The latest escalation in the Gulf has triggered one of the most extreme short-term reactions the tanker market has seen in years. The Strait of Hormuz, which normally accommodates 80– 100 vessel transits per day and carries close to 20% of global oil consumption (around 20 mb/d), has shifted from a high-volume artery of global trade to a zone of acute operational paralysis.
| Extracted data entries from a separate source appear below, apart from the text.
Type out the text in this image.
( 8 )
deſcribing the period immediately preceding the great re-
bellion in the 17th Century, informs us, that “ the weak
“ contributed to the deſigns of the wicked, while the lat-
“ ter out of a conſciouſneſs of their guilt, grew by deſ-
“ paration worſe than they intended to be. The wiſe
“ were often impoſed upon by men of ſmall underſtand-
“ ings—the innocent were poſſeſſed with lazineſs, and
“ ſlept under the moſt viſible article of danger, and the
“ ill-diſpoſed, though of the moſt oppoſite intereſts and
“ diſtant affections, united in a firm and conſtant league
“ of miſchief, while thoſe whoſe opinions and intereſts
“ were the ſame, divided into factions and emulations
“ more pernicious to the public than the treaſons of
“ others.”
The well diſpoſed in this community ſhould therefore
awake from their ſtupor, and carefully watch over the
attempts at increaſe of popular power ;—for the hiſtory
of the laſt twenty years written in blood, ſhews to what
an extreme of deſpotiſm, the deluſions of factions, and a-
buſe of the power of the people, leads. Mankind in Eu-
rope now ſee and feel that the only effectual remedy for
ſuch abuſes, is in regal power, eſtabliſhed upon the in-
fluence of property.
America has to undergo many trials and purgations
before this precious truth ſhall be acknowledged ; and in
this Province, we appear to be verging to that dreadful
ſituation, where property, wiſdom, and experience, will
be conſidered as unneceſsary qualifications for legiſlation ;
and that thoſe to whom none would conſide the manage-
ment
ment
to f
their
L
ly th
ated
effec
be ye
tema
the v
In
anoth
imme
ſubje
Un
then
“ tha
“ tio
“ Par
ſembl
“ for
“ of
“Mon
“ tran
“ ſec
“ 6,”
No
Iranian crude exports had been running near 2.0–2.1 mb/d prior to the escalation, while total crude and condensate flows moving through Hormuz typically approach 14–15 mb/d on a net export basis from Gulf producers. The scale of exposure explains the violent freight response. VLCC earnings reacted immediately. The Middle East Gulf–China benchmark route (TD3C) was quoted at a theoretical $423,736 per day, more than $200,000 per day higher than the previous session. Whether all of these levels are repeatable in concluded fixtures is secondary; the signal to the market is clear that effective supply has collapsed. Owners are reluctant to ballast into the region, charterers are scrambling for coverage, and vessels already inside the Gulf are effectively trapped.
As of the latest counts, roughly 3,200 vessels remain inside the Gulf, equivalent to about 4% of global fleet capacity, including over 100 crude tankers and more than 100 containerships. In addition, around 500 vessels are reported waiting off UAE and Omani waters. This is not a formal, legally declared blockade; rather, it can be characterized as risk-induced gridlock. Insurance has amplified the shock, with more than half of the leading P&I providers suspending war-risk cover for Gulf calls from early March. The result is a sharp spike in voyage costs and a strong incentive to reroute via the Cape of Good Hope, materially increasing tonne-mile demand.
Pipeline alternatives are limited. Bypass capacity through Saudi Arabia and the UAE is estimated at only ~2.5–2.6 mb/d, insufficient to compensate for a sustained Hormuz outage. Any prolonged disruption would therefore force Asian refiners to draw more barrels from the Atlantic Basin, structurally benefiting VLCC and Suezmax demand.
Across segments the impact remains uneven, with the tanker market clearly at the epicentre of the disruption. LNG segment has also tightened sharply, particularly with disruptions affecting Ras Laffan operations, pushing spot LNG carrier rates more than 20% higher in the immediate aftermath. LPG is similarly vulnerable, with roughly 30% of global LPG trade dependent on Hormuz transit. The containerships have limited direct volume exposure (around 2% of global flows), yet operational disruption is meaningful as major liners suspend Middle East bookings and reroute services, likely worsening congestion in Europe and Asia. Dry bulk is comparatively insulated but faces secondary delays.
In my view, the market is currently pricing extreme geopolitical risk rather than confirmed physical loss. However, with vessels damaged, infrastructure targeted, and rhetoric escalating, the probability of prolonged disruption cannot be dismissed. Even if a fraction of the Gulf crude flows are structurally re-routed, the tanker market could shift from a temporary spike to a fundamentally tighter cycle driven by longer hauls, higher insurance premia and constrained fleet availability.